I’m Andrew Graves-Johnston, I’m a mature student just finishing my BA Sculpture course. I have seen a vast change in the world just in my lifetime; the web and widespread, easily accessible tech was only fiction in my youth.  My interests lie in memory, how it is documented and archived and how it is perceived by society, what is kept and what is lost.

The piece I presented for my final show is a reworking of amateur, Super 8, found footage from the mid 1960’s. When I first viewed the footage, I knew it had cultural value and knew instinctively that I wanted to work with it. The films are a historical document of the lives and times of that era. I have converted the footage to digital for ease of editing and presentation but it still retains the original qualities and feel of analogue film.

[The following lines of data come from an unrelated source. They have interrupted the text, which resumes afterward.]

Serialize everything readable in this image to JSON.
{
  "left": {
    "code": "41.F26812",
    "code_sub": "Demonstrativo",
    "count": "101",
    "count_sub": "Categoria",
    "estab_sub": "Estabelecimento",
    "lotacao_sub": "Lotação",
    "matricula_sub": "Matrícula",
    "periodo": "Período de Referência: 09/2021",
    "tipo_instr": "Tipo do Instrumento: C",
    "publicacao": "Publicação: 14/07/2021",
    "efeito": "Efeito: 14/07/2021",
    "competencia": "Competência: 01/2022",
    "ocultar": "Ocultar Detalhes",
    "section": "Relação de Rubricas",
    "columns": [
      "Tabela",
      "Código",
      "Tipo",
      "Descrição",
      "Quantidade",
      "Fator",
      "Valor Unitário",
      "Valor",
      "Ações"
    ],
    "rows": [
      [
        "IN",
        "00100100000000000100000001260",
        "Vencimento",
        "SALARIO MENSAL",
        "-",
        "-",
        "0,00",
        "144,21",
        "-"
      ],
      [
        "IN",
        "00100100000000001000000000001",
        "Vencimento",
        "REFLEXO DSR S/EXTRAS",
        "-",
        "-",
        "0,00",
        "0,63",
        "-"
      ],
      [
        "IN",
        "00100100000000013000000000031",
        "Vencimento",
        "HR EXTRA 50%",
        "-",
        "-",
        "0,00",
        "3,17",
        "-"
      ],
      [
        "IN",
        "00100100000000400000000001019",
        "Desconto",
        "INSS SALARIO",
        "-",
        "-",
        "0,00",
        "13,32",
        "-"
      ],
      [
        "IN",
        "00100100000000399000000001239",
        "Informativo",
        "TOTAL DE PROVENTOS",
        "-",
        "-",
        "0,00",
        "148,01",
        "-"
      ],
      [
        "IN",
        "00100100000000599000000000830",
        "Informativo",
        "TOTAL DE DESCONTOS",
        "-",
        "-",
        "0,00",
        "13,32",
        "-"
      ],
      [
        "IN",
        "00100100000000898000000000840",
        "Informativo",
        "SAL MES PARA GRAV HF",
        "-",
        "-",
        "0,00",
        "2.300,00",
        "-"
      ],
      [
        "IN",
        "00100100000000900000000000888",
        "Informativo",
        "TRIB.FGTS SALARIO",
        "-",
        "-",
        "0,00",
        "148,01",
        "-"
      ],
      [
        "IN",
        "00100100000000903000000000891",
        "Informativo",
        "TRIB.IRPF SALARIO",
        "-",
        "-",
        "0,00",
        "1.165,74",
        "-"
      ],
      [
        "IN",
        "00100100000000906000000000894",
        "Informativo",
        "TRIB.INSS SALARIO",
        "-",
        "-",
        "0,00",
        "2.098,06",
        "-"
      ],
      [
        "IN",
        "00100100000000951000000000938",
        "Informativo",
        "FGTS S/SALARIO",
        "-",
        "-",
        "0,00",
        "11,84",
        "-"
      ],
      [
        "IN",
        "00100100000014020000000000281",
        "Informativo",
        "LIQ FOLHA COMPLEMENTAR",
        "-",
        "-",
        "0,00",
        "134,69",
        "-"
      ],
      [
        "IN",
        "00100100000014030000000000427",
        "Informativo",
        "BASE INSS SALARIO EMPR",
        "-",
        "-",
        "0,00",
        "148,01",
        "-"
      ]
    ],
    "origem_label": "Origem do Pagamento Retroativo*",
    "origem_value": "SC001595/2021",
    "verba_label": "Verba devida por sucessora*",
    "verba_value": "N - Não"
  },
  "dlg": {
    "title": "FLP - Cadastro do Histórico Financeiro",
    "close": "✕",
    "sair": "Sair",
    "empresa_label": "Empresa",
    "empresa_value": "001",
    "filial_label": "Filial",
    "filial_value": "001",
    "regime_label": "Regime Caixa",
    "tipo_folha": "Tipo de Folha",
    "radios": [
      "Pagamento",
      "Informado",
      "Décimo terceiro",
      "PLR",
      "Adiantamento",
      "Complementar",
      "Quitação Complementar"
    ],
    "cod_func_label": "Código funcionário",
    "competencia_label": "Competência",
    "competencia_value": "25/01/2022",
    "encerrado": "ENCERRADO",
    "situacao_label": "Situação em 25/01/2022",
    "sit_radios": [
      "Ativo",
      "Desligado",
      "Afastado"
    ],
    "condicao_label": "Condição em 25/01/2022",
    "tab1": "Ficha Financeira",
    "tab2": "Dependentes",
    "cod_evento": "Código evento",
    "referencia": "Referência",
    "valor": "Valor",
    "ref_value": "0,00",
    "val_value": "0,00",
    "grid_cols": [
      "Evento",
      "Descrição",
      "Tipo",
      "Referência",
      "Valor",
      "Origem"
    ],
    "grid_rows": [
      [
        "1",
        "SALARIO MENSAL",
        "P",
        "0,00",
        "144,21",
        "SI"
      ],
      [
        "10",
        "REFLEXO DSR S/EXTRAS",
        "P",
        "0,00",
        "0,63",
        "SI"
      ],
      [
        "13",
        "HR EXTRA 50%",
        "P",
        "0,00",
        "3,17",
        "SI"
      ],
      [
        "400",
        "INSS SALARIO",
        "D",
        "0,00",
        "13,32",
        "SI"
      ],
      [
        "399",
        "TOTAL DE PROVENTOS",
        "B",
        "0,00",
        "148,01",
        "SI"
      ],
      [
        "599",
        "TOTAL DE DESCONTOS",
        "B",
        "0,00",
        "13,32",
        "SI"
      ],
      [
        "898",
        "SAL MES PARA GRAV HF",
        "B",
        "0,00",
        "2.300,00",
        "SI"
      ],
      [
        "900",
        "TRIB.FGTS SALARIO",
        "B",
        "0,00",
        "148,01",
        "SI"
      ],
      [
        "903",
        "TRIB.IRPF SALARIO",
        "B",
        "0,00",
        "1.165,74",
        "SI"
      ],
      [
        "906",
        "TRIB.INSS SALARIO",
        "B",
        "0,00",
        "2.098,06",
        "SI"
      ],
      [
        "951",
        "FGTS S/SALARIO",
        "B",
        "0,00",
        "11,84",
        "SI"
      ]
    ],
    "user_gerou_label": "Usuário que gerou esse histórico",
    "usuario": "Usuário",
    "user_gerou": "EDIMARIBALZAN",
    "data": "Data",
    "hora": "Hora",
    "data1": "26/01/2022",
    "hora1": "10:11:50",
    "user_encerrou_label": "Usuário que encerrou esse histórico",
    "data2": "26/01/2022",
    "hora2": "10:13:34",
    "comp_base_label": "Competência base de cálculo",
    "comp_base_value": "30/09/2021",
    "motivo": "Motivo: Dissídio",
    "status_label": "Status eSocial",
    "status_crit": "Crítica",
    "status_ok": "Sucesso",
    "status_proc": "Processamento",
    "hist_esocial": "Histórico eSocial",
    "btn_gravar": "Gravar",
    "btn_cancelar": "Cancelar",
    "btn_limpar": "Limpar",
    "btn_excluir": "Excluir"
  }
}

The footage was transferred by filming the projected images with a Canon DSLR and edited with Adobe Premiere. The whole project took around 5 months to come to fruition with many showings and many many refinements. With the editing I have translated the visual language of the 1960’s into one that resonates more with today’s viewing habits.

The setting of the final projection piece for my degree show was important. I used rear projection with a soundtrack of an 8mm projector so to the viewer the technology is ambiguous, it could be digital or an old style projector. The piece reminds us that our memory is not only shaped by visual content, but also by the technologies we use to store, circulate or forget things.

Work by Andrew Graves-Johnston

Work by Andrew Graves-Johnston

My advice to others looking to do similar project is to keep at it, allow yourself plenty of doing and thinking time and try out as many permutations of ideas that you have. Get as many critics and tutorials as you can, listen to others and if you’re not enjoying it you’re not doing it right!